Native Canadiana is the second offering from B.C.’s Dorothy Livesay Award-winning poet Gregory Scofield. As a sophomore effort it’s a provocative but somewhat disappointing book, one that leaves me uneasy because I find it almost impossible to distinguish between its real successes and considerable shortcomings.
Despite the bizarre “Cultural Studies 101” textbookishness of the title and some of the bafflingly conservative notes to First Nations words and phrases ( the gloss on yahkwêw or two-spirited reads “loosely translated as a person who has both male and female spirits” without any mention of its socio-political significance as a possible synonym for queer), Scofield’s collection presents many gritty yet sensitive meditations on urban life – he’s definitely at his best when he gets down and dirty with issues of sex and sexuality, violence, drugs, and racial politics. The second half of Native Canadiana strikes chords of cultural alienation that come alive with the mean street pulse of downtown Vancouver’s east end. Beautifully elegiac pieces like “Queenie” play against the wry insatiability of a poem like “Buck and Run” to reproduce a truly multifaceted homoerotic experience. In “The One I Thought About Keeping” for example, Scofield queries issues of sex and text, race and literary culture by confounding his understanding of himself as a First Nations poet with the immediate and often irreconcilable pull of desire: “It was the words, his words / I thumbed the dictionary for / not the broken dialect / floating in my memory / that became good poems.”

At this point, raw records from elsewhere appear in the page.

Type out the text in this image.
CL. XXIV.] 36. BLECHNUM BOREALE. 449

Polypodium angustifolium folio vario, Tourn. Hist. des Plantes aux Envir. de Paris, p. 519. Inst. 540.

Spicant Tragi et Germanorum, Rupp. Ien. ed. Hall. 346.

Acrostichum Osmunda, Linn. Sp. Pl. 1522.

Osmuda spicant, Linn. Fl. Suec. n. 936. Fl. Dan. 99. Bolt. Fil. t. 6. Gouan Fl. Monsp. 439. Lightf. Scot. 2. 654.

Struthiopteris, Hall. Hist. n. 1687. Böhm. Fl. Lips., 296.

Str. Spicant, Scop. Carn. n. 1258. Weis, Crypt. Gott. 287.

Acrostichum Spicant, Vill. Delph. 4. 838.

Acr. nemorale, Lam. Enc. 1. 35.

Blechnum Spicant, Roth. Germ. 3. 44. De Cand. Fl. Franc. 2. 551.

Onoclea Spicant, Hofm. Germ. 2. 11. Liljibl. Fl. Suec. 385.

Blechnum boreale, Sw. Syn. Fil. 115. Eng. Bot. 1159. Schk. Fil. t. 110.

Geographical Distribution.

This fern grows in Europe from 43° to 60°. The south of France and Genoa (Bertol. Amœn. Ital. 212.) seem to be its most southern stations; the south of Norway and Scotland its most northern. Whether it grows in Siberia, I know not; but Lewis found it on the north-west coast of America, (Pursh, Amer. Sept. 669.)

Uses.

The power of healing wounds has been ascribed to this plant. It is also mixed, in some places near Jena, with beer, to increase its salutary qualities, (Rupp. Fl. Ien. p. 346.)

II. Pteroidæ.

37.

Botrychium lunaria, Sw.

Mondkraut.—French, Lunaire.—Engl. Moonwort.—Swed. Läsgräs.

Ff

Similarly, with the prose poetry of “Another Street Kid Just Died” or with the more traditional tercets of “Purple Moon Café,” Scofield hits all the right – liberal and street-wise – edgy, urban high notes with lines like “He never said much when I was out doing streetwork. Only yes to condoms & lube” and “The café, minding my business / Purple moon under her eye.” The importance of these pieces is a product both of their accessibility and of the world they offer access to.
Scofield’s take on city life is good because of his valuable cultural perspective, but I’m left questioning whether or not it works as poetry. In fact, this is at the heart of my discomfort with the first half of Native Canadiana. One expects a book of poems, as the subtitle suggests, so obviously concerned with presenting an oral documentation of First Nations experience, to be rhythmically vibrant. Scofield’s autobiographic poetics, however, are often uneven and prosaic: it’s as if he’s become so obsessed with accurately portraying cultural detail that he’s sacrificed some of the music to the gods of verisimilitude.